Beigbeder: Las aventuras drogófilas de un aspirante a enfant terrible

Plantactiva

«Un lunes del pasado mes de febrero, el novelista Frédéric Beigbeder cruzó a las tres de madrugada el umbral de Le Baron, el sofisticado local de moda de París, para fumar un cigarrillo en la desierta avenida Marceau y, de paso, ventilarse unas rayas sobre el capó del primer coche que encontró. Inmenso error. Minutos más tarde era detenido con 2,6 gramos de cocaína en el bolsillo por una pareja de flics de paisano. Intentó huir a la carrera. Apenas sirvió para agravar la situación. “Fue horrible, pasé la noche en la comisaría del distrito VIII; en una celda más pequeña que este lugar” (y con el cuchillo de la mantequilla dibuja un rectángulo invisible en torno a la mesa que ocupamos en Chez Allard). “A la mañana siguiente, el fiscal me reconoció y se propuso dar un escarmiento. Me iba a enterar. La noticia se filtró a la prensa y me encerraron en la Conciergerie, la fortaleza donde estuvo recluida María Antonieta. Al tercer día me soltaron. Ahora tengo que ser bueno e ir a terapia. Pero lo que son las cosas, semanas más tarde, Sarkozy entregaba a mi hermano Charles las insignias de caballero de la Legión de Honor por su trayectoria empresarial en el palacio del Elíseo.
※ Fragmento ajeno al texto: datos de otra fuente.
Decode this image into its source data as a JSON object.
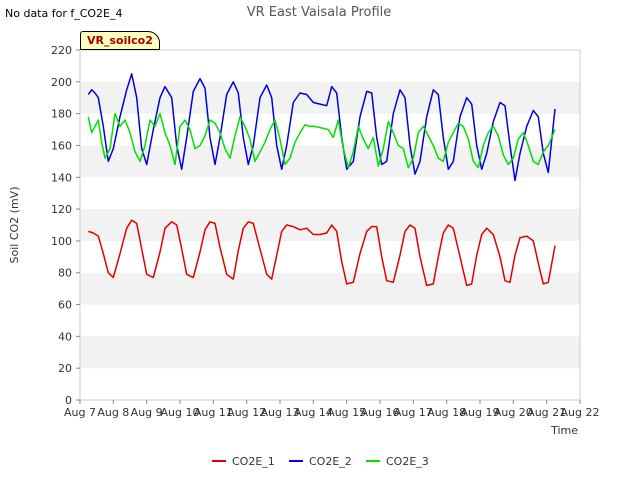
{
  "header": {
    "no_data_text": "No data for f_CO2E_4",
    "station_tag": "VR_soilco2"
  },
  "chart_data": {
    "type": "line",
    "title": "VR East Vaisala Profile",
    "xlabel": "Time",
    "ylabel": "Soil CO2 (mV)",
    "ylim": [
      0,
      220
    ],
    "yticks": [
      0,
      20,
      40,
      60,
      80,
      100,
      120,
      140,
      160,
      180,
      200,
      220
    ],
    "xlim": [
      7,
      22
    ],
    "xticks": [
      7,
      8,
      9,
      10,
      11,
      12,
      13,
      14,
      15,
      16,
      17,
      18,
      19,
      20,
      21,
      22
    ],
    "xtick_labels": [
      "Aug 7",
      "Aug 8",
      "Aug 9",
      "Aug 10",
      "Aug 11",
      "Aug 12",
      "Aug 13",
      "Aug 14",
      "Aug 15",
      "Aug 16",
      "Aug 17",
      "Aug 18",
      "Aug 19",
      "Aug 20",
      "Aug 21",
      "Aug 22"
    ],
    "grid": "horizontal bands",
    "legend_position": "bottom-center",
    "series": [
      {
        "name": "CO2E_1",
        "color": "#e00000",
        "x": [
          7.25,
          7.4,
          7.55,
          7.7,
          7.85,
          8.0,
          8.2,
          8.4,
          8.55,
          8.7,
          8.85,
          9.0,
          9.2,
          9.4,
          9.55,
          9.75,
          9.9,
          10.05,
          10.2,
          10.4,
          10.6,
          10.75,
          10.9,
          11.05,
          11.2,
          11.4,
          11.6,
          11.75,
          11.9,
          12.05,
          12.2,
          12.4,
          12.6,
          12.75,
          12.9,
          13.05,
          13.2,
          13.4,
          13.6,
          13.8,
          14.0,
          14.2,
          14.4,
          14.55,
          14.7,
          14.85,
          15.0,
          15.2,
          15.4,
          15.6,
          15.75,
          15.9,
          16.05,
          16.2,
          16.4,
          16.6,
          16.75,
          16.9,
          17.05,
          17.2,
          17.4,
          17.6,
          17.75,
          17.9,
          18.05,
          18.2,
          18.4,
          18.6,
          18.75,
          18.9,
          19.05,
          19.2,
          19.4,
          19.6,
          19.75,
          19.9,
          20.05,
          20.2,
          20.4,
          20.6,
          20.75,
          20.9,
          21.05,
          21.25
        ],
        "values": [
          106,
          105,
          103,
          92,
          80,
          77,
          92,
          108,
          113,
          111,
          95,
          79,
          77,
          93,
          108,
          112,
          110,
          95,
          79,
          77,
          93,
          107,
          112,
          111,
          96,
          79,
          76,
          94,
          108,
          112,
          111,
          95,
          79,
          76,
          91,
          106,
          110,
          109,
          107,
          108,
          104,
          104,
          105,
          110,
          106,
          87,
          73,
          74,
          92,
          106,
          109,
          109,
          90,
          75,
          74,
          91,
          106,
          110,
          108,
          90,
          72,
          73,
          90,
          105,
          110,
          108,
          90,
          72,
          73,
          91,
          104,
          108,
          104,
          90,
          75,
          74,
          91,
          102,
          103,
          100,
          86,
          73,
          74,
          97
        ]
      },
      {
        "name": "CO2E_2",
        "color": "#0000e0",
        "x": [
          7.25,
          7.35,
          7.45,
          7.55,
          7.7,
          7.85,
          8.0,
          8.2,
          8.4,
          8.55,
          8.7,
          8.85,
          9.0,
          9.2,
          9.4,
          9.55,
          9.75,
          9.9,
          10.05,
          10.2,
          10.4,
          10.6,
          10.75,
          10.9,
          11.05,
          11.2,
          11.4,
          11.6,
          11.75,
          11.9,
          12.05,
          12.2,
          12.4,
          12.6,
          12.75,
          12.9,
          13.05,
          13.2,
          13.4,
          13.6,
          13.8,
          14.0,
          14.2,
          14.4,
          14.55,
          14.7,
          14.85,
          15.0,
          15.2,
          15.4,
          15.6,
          15.75,
          15.9,
          16.05,
          16.2,
          16.4,
          16.6,
          16.75,
          16.9,
          17.05,
          17.2,
          17.4,
          17.6,
          17.75,
          17.9,
          18.05,
          18.2,
          18.4,
          18.6,
          18.75,
          18.9,
          19.05,
          19.2,
          19.4,
          19.6,
          19.75,
          19.9,
          20.05,
          20.2,
          20.4,
          20.6,
          20.75,
          20.9,
          21.05,
          21.25
        ],
        "values": [
          192,
          195,
          193,
          190,
          172,
          150,
          158,
          178,
          195,
          205,
          190,
          158,
          148,
          170,
          190,
          197,
          190,
          160,
          145,
          165,
          194,
          202,
          196,
          165,
          148,
          165,
          192,
          200,
          193,
          165,
          148,
          160,
          190,
          198,
          190,
          160,
          145,
          160,
          187,
          193,
          192,
          187,
          186,
          185,
          197,
          193,
          165,
          145,
          150,
          178,
          194,
          193,
          165,
          148,
          150,
          180,
          195,
          190,
          160,
          142,
          150,
          178,
          195,
          192,
          165,
          145,
          150,
          178,
          190,
          186,
          160,
          145,
          155,
          175,
          187,
          185,
          160,
          138,
          155,
          172,
          182,
          178,
          155,
          143,
          183
        ]
      },
      {
        "name": "CO2E_3",
        "color": "#00e000",
        "x": [
          7.25,
          7.35,
          7.45,
          7.55,
          7.65,
          7.75,
          7.9,
          8.05,
          8.2,
          8.35,
          8.5,
          8.65,
          8.8,
          8.95,
          9.1,
          9.25,
          9.4,
          9.55,
          9.7,
          9.85,
          10.0,
          10.15,
          10.3,
          10.45,
          10.6,
          10.75,
          10.9,
          11.05,
          11.2,
          11.35,
          11.5,
          11.65,
          11.8,
          11.95,
          12.1,
          12.25,
          12.4,
          12.55,
          12.7,
          12.85,
          13.0,
          13.15,
          13.3,
          13.45,
          13.6,
          13.75,
          13.9,
          14.05,
          14.25,
          14.45,
          14.6,
          14.75,
          14.9,
          15.05,
          15.2,
          15.35,
          15.5,
          15.65,
          15.8,
          15.95,
          16.1,
          16.25,
          16.4,
          16.55,
          16.7,
          16.85,
          17.0,
          17.15,
          17.3,
          17.45,
          17.6,
          17.75,
          17.9,
          18.05,
          18.2,
          18.35,
          18.5,
          18.65,
          18.8,
          18.95,
          19.1,
          19.25,
          19.4,
          19.55,
          19.7,
          19.85,
          20.0,
          20.15,
          20.3,
          20.45,
          20.6,
          20.75,
          20.9,
          21.05,
          21.25
        ],
        "values": [
          178,
          168,
          172,
          176,
          162,
          152,
          158,
          180,
          172,
          176,
          168,
          156,
          150,
          160,
          176,
          172,
          180,
          168,
          160,
          148,
          172,
          176,
          170,
          158,
          160,
          166,
          176,
          174,
          168,
          158,
          152,
          166,
          178,
          172,
          164,
          150,
          156,
          162,
          170,
          176,
          164,
          148,
          152,
          162,
          168,
          173,
          172,
          172,
          171,
          170,
          165,
          176,
          158,
          146,
          156,
          172,
          164,
          158,
          165,
          147,
          158,
          175,
          168,
          160,
          158,
          146,
          152,
          168,
          172,
          166,
          160,
          152,
          150,
          162,
          168,
          174,
          172,
          164,
          150,
          146,
          160,
          168,
          172,
          166,
          154,
          148,
          152,
          164,
          168,
          160,
          150,
          148,
          156,
          160,
          170
        ]
      }
    ]
  }
}
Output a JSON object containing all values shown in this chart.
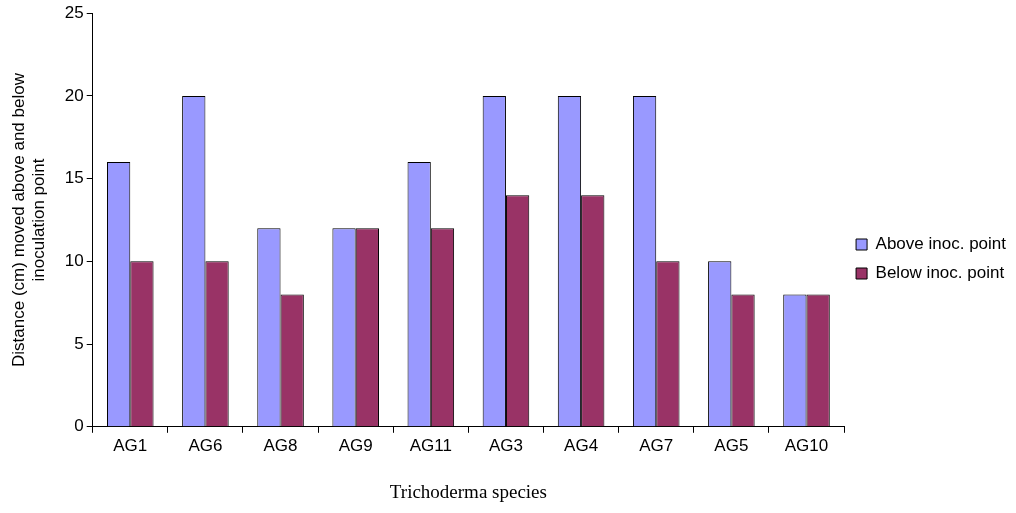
{
  "chart_data": {
    "type": "bar",
    "xlabel": "Trichoderma species",
    "ylabel": "Distance (cm) moved above and below inoculation point",
    "categories": [
      "AG1",
      "AG6",
      "AG8",
      "AG9",
      "AG11",
      "AG3",
      "AG4",
      "AG7",
      "AG5",
      "AG10"
    ],
    "series": [
      {
        "name": "Above inoc. point",
        "color": "#9999ff",
        "values": [
          16,
          20,
          12,
          12,
          16,
          20,
          20,
          20,
          10,
          8
        ]
      },
      {
        "name": "Below inoc. point",
        "color": "#993366",
        "values": [
          10,
          10,
          8,
          12,
          12,
          14,
          14,
          10,
          8,
          8
        ]
      }
    ],
    "ylim": [
      0,
      25
    ],
    "yticks": [
      0,
      5,
      10,
      15,
      20,
      25
    ],
    "grid": false,
    "legend": "right"
  }
}
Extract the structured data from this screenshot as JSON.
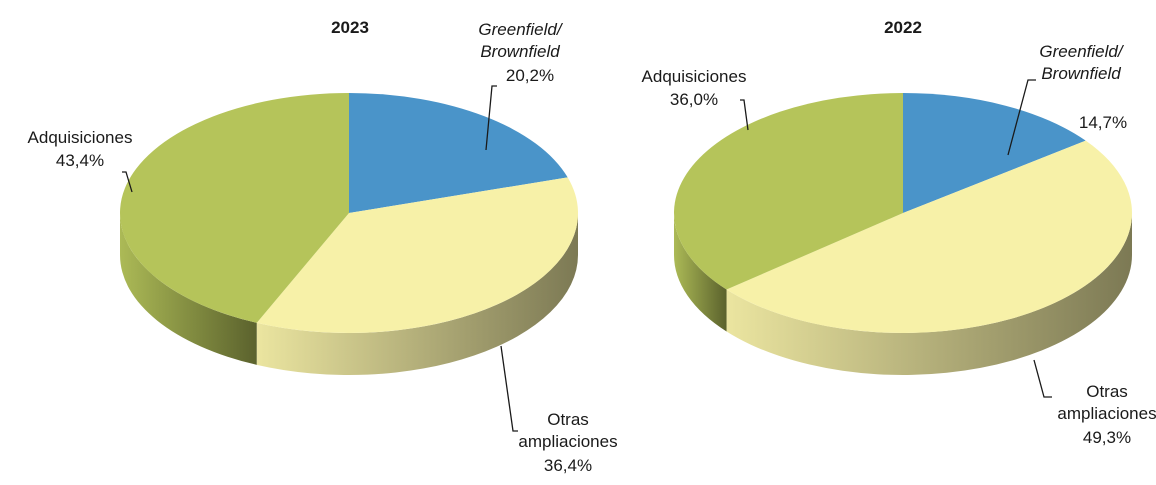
{
  "chart_data": [
    {
      "type": "pie3d",
      "title": "2023",
      "categories": [
        "Greenfield/ Brownfield",
        "Otras ampliaciones",
        "Adquisiciones"
      ],
      "values": [
        20.2,
        36.4,
        43.4
      ],
      "value_labels": [
        "20,2%",
        "36,4%",
        "43,4%"
      ],
      "colors": [
        "#4a94c9",
        "#f7f1a8",
        "#b5c45a"
      ]
    },
    {
      "type": "pie3d",
      "title": "2022",
      "categories": [
        "Greenfield/ Brownfield",
        "Otras ampliaciones",
        "Adquisiciones"
      ],
      "values": [
        14.7,
        49.3,
        36.0
      ],
      "value_labels": [
        "14,7%",
        "49,3%",
        "36,0%"
      ],
      "colors": [
        "#4a94c9",
        "#f7f1a8",
        "#b5c45a"
      ]
    }
  ]
}
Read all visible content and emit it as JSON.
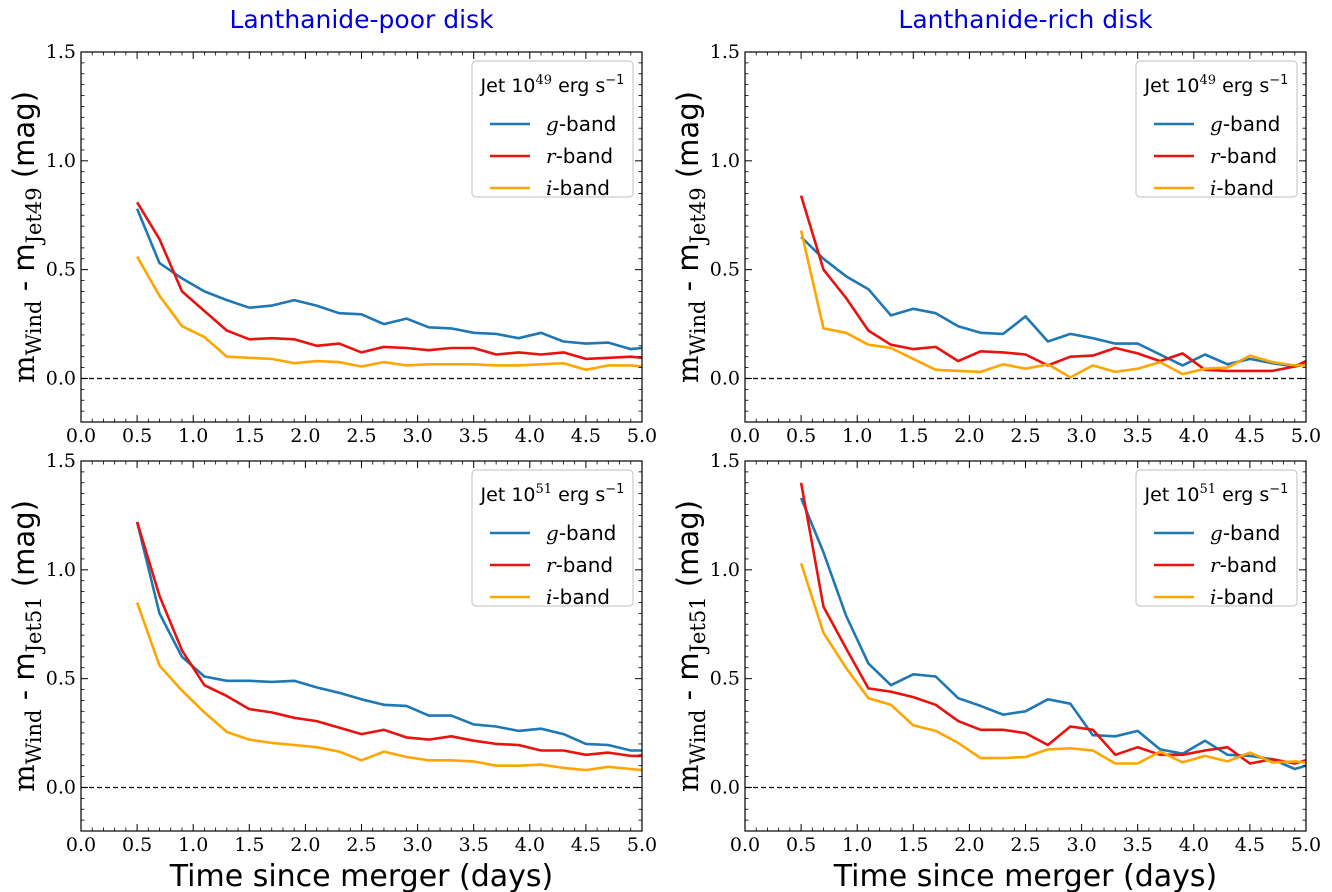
{
  "colors": {
    "g_band": "#1f77b4",
    "r_band": "#e8130f",
    "i_band": "#ffa500",
    "title": "#0000dd",
    "reference_line": "#000000"
  },
  "figure": {
    "column_titles": [
      "Lanthanide-poor disk",
      "Lanthanide-rich disk"
    ],
    "xlabel": "Time since merger (days)",
    "row_ylabels": [
      {
        "main": "m",
        "sub1": "Wind",
        "dash": " - m",
        "sub2": "Jet49",
        "unit": " (mag)"
      },
      {
        "main": "m",
        "sub1": "Wind",
        "dash": " - m",
        "sub2": "Jet51",
        "unit": " (mag)"
      }
    ],
    "legend_titles": [
      {
        "prefix": "Jet 10",
        "exp": "49",
        "suffix": " erg s",
        "unit_exp": "−1"
      },
      {
        "prefix": "Jet 10",
        "exp": "51",
        "suffix": " erg s",
        "unit_exp": "−1"
      }
    ]
  },
  "chart_data": [
    {
      "type": "line",
      "row": 0,
      "col": 0,
      "title": "Lanthanide-poor disk",
      "xlabel": "",
      "ylabel": "mWind - mJet49 (mag)",
      "xlim": [
        0,
        5
      ],
      "ylim": [
        -0.2,
        1.5
      ],
      "xticks": [
        "0.0",
        "0.5",
        "1.0",
        "1.5",
        "2.0",
        "2.5",
        "3.0",
        "3.5",
        "4.0",
        "4.5",
        "5.0"
      ],
      "yticks": [
        "0.0",
        "0.5",
        "1.0",
        "1.5"
      ],
      "legend_title": "Jet 10^49 erg s^-1",
      "legend_position": "top-right",
      "reference_line_y": 0,
      "x": [
        0.5,
        0.7,
        0.9,
        1.1,
        1.3,
        1.5,
        1.7,
        1.9,
        2.1,
        2.3,
        2.5,
        2.7,
        2.9,
        3.1,
        3.3,
        3.5,
        3.7,
        3.9,
        4.1,
        4.3,
        4.5,
        4.7,
        4.9,
        5.0
      ],
      "series": [
        {
          "name": "g-band",
          "color": "#1f77b4",
          "values": [
            0.78,
            0.53,
            0.46,
            0.4,
            0.36,
            0.325,
            0.335,
            0.36,
            0.335,
            0.3,
            0.295,
            0.25,
            0.275,
            0.235,
            0.23,
            0.21,
            0.205,
            0.185,
            0.21,
            0.17,
            0.16,
            0.165,
            0.135,
            0.14
          ]
        },
        {
          "name": "r-band",
          "color": "#e8130f",
          "values": [
            0.81,
            0.64,
            0.4,
            0.31,
            0.22,
            0.18,
            0.185,
            0.18,
            0.15,
            0.16,
            0.12,
            0.145,
            0.14,
            0.13,
            0.14,
            0.14,
            0.11,
            0.12,
            0.11,
            0.12,
            0.09,
            0.095,
            0.1,
            0.095
          ]
        },
        {
          "name": "i-band",
          "color": "#ffa500",
          "values": [
            0.56,
            0.38,
            0.24,
            0.19,
            0.1,
            0.095,
            0.09,
            0.07,
            0.08,
            0.075,
            0.055,
            0.075,
            0.06,
            0.065,
            0.065,
            0.065,
            0.06,
            0.06,
            0.065,
            0.07,
            0.04,
            0.06,
            0.06,
            0.055
          ]
        }
      ]
    },
    {
      "type": "line",
      "row": 0,
      "col": 1,
      "title": "Lanthanide-rich disk",
      "xlabel": "",
      "ylabel": "mWind - mJet49 (mag)",
      "xlim": [
        0,
        5
      ],
      "ylim": [
        -0.2,
        1.5
      ],
      "xticks": [
        "0.0",
        "0.5",
        "1.0",
        "1.5",
        "2.0",
        "2.5",
        "3.0",
        "3.5",
        "4.0",
        "4.5",
        "5.0"
      ],
      "yticks": [
        "0.0",
        "0.5",
        "1.0",
        "1.5"
      ],
      "legend_title": "Jet 10^49 erg s^-1",
      "legend_position": "top-right",
      "reference_line_y": 0,
      "x": [
        0.5,
        0.7,
        0.9,
        1.1,
        1.3,
        1.5,
        1.7,
        1.9,
        2.1,
        2.3,
        2.5,
        2.7,
        2.9,
        3.1,
        3.3,
        3.5,
        3.7,
        3.9,
        4.1,
        4.3,
        4.5,
        4.7,
        4.9,
        5.0
      ],
      "series": [
        {
          "name": "g-band",
          "color": "#1f77b4",
          "values": [
            0.65,
            0.55,
            0.47,
            0.41,
            0.29,
            0.32,
            0.3,
            0.24,
            0.21,
            0.205,
            0.285,
            0.17,
            0.205,
            0.185,
            0.16,
            0.16,
            0.11,
            0.06,
            0.11,
            0.065,
            0.09,
            0.07,
            0.055,
            0.065
          ]
        },
        {
          "name": "r-band",
          "color": "#e8130f",
          "values": [
            0.84,
            0.5,
            0.37,
            0.22,
            0.155,
            0.135,
            0.145,
            0.08,
            0.125,
            0.12,
            0.11,
            0.06,
            0.1,
            0.105,
            0.14,
            0.115,
            0.08,
            0.115,
            0.04,
            0.035,
            0.035,
            0.035,
            0.055,
            0.08
          ]
        },
        {
          "name": "i-band",
          "color": "#ffa500",
          "values": [
            0.68,
            0.23,
            0.21,
            0.155,
            0.14,
            0.09,
            0.04,
            0.035,
            0.03,
            0.065,
            0.045,
            0.065,
            0.005,
            0.06,
            0.03,
            0.045,
            0.075,
            0.02,
            0.045,
            0.05,
            0.105,
            0.075,
            0.06,
            0.06
          ]
        }
      ]
    },
    {
      "type": "line",
      "row": 1,
      "col": 0,
      "title": "",
      "xlabel": "Time since merger (days)",
      "ylabel": "mWind - mJet51 (mag)",
      "xlim": [
        0,
        5
      ],
      "ylim": [
        -0.2,
        1.5
      ],
      "xticks": [
        "0.0",
        "0.5",
        "1.0",
        "1.5",
        "2.0",
        "2.5",
        "3.0",
        "3.5",
        "4.0",
        "4.5",
        "5.0"
      ],
      "yticks": [
        "0.0",
        "0.5",
        "1.0",
        "1.5"
      ],
      "legend_title": "Jet 10^51 erg s^-1",
      "legend_position": "top-right",
      "reference_line_y": 0,
      "x": [
        0.5,
        0.7,
        0.9,
        1.1,
        1.3,
        1.5,
        1.7,
        1.9,
        2.1,
        2.3,
        2.5,
        2.7,
        2.9,
        3.1,
        3.3,
        3.5,
        3.7,
        3.9,
        4.1,
        4.3,
        4.5,
        4.7,
        4.9,
        5.0
      ],
      "series": [
        {
          "name": "g-band",
          "color": "#1f77b4",
          "values": [
            1.22,
            0.8,
            0.6,
            0.51,
            0.49,
            0.49,
            0.485,
            0.49,
            0.46,
            0.435,
            0.405,
            0.38,
            0.375,
            0.33,
            0.33,
            0.29,
            0.28,
            0.26,
            0.27,
            0.245,
            0.2,
            0.195,
            0.17,
            0.17
          ]
        },
        {
          "name": "r-band",
          "color": "#e8130f",
          "values": [
            1.22,
            0.88,
            0.63,
            0.47,
            0.42,
            0.36,
            0.345,
            0.32,
            0.305,
            0.275,
            0.245,
            0.265,
            0.23,
            0.22,
            0.235,
            0.215,
            0.2,
            0.195,
            0.17,
            0.17,
            0.15,
            0.16,
            0.145,
            0.145
          ]
        },
        {
          "name": "i-band",
          "color": "#ffa500",
          "values": [
            0.85,
            0.56,
            0.445,
            0.345,
            0.255,
            0.22,
            0.205,
            0.195,
            0.185,
            0.165,
            0.125,
            0.165,
            0.14,
            0.125,
            0.125,
            0.12,
            0.1,
            0.1,
            0.105,
            0.09,
            0.08,
            0.095,
            0.085,
            0.08
          ]
        }
      ]
    },
    {
      "type": "line",
      "row": 1,
      "col": 1,
      "title": "",
      "xlabel": "Time since merger (days)",
      "ylabel": "mWind - mJet51 (mag)",
      "xlim": [
        0,
        5
      ],
      "ylim": [
        -0.2,
        1.5
      ],
      "xticks": [
        "0.0",
        "0.5",
        "1.0",
        "1.5",
        "2.0",
        "2.5",
        "3.0",
        "3.5",
        "4.0",
        "4.5",
        "5.0"
      ],
      "yticks": [
        "0.0",
        "0.5",
        "1.0",
        "1.5"
      ],
      "legend_title": "Jet 10^51 erg s^-1",
      "legend_position": "top-right",
      "reference_line_y": 0,
      "x": [
        0.5,
        0.7,
        0.9,
        1.1,
        1.3,
        1.5,
        1.7,
        1.9,
        2.1,
        2.3,
        2.5,
        2.7,
        2.9,
        3.1,
        3.3,
        3.5,
        3.7,
        3.9,
        4.1,
        4.3,
        4.5,
        4.7,
        4.9,
        5.0
      ],
      "series": [
        {
          "name": "g-band",
          "color": "#1f77b4",
          "values": [
            1.33,
            1.08,
            0.79,
            0.57,
            0.47,
            0.52,
            0.51,
            0.41,
            0.375,
            0.335,
            0.35,
            0.405,
            0.385,
            0.24,
            0.235,
            0.26,
            0.175,
            0.155,
            0.215,
            0.15,
            0.145,
            0.13,
            0.085,
            0.1
          ]
        },
        {
          "name": "r-band",
          "color": "#e8130f",
          "values": [
            1.4,
            0.83,
            0.64,
            0.455,
            0.44,
            0.415,
            0.38,
            0.305,
            0.265,
            0.265,
            0.25,
            0.195,
            0.28,
            0.265,
            0.15,
            0.185,
            0.15,
            0.15,
            0.17,
            0.185,
            0.11,
            0.13,
            0.11,
            0.125
          ]
        },
        {
          "name": "i-band",
          "color": "#ffa500",
          "values": [
            1.03,
            0.71,
            0.55,
            0.41,
            0.38,
            0.285,
            0.26,
            0.205,
            0.135,
            0.135,
            0.14,
            0.175,
            0.18,
            0.17,
            0.11,
            0.11,
            0.165,
            0.115,
            0.145,
            0.12,
            0.16,
            0.115,
            0.12,
            0.115
          ]
        }
      ]
    }
  ]
}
Y allí estaba yo. En primera fila. Con mi familia. Frente al presidente. ¡Estuve a punto de meterme un tiro de coca en su exclusivo retrete!”.
(…)
P. ¿Usa drogas para escribir?

R. Escribí un libro tomando éxtasis (Nouvelles sous ecstasy, Gallimard, 1999). Escribir con drogas es agradable pero retrasa la escritura y la reemplaza. La droga empeora mi escritura. Es demasiado buena. Hay escritores con su escritura definida por la droga, Burroughs, Hunter Thompson…, pero a mí no me vale. La coca me hace escribir frases muy cortas y el vodka frases muy largas. Y el éxtasis me provoca problemas con la puntuación. Me quedo con el vino y la cerveza.»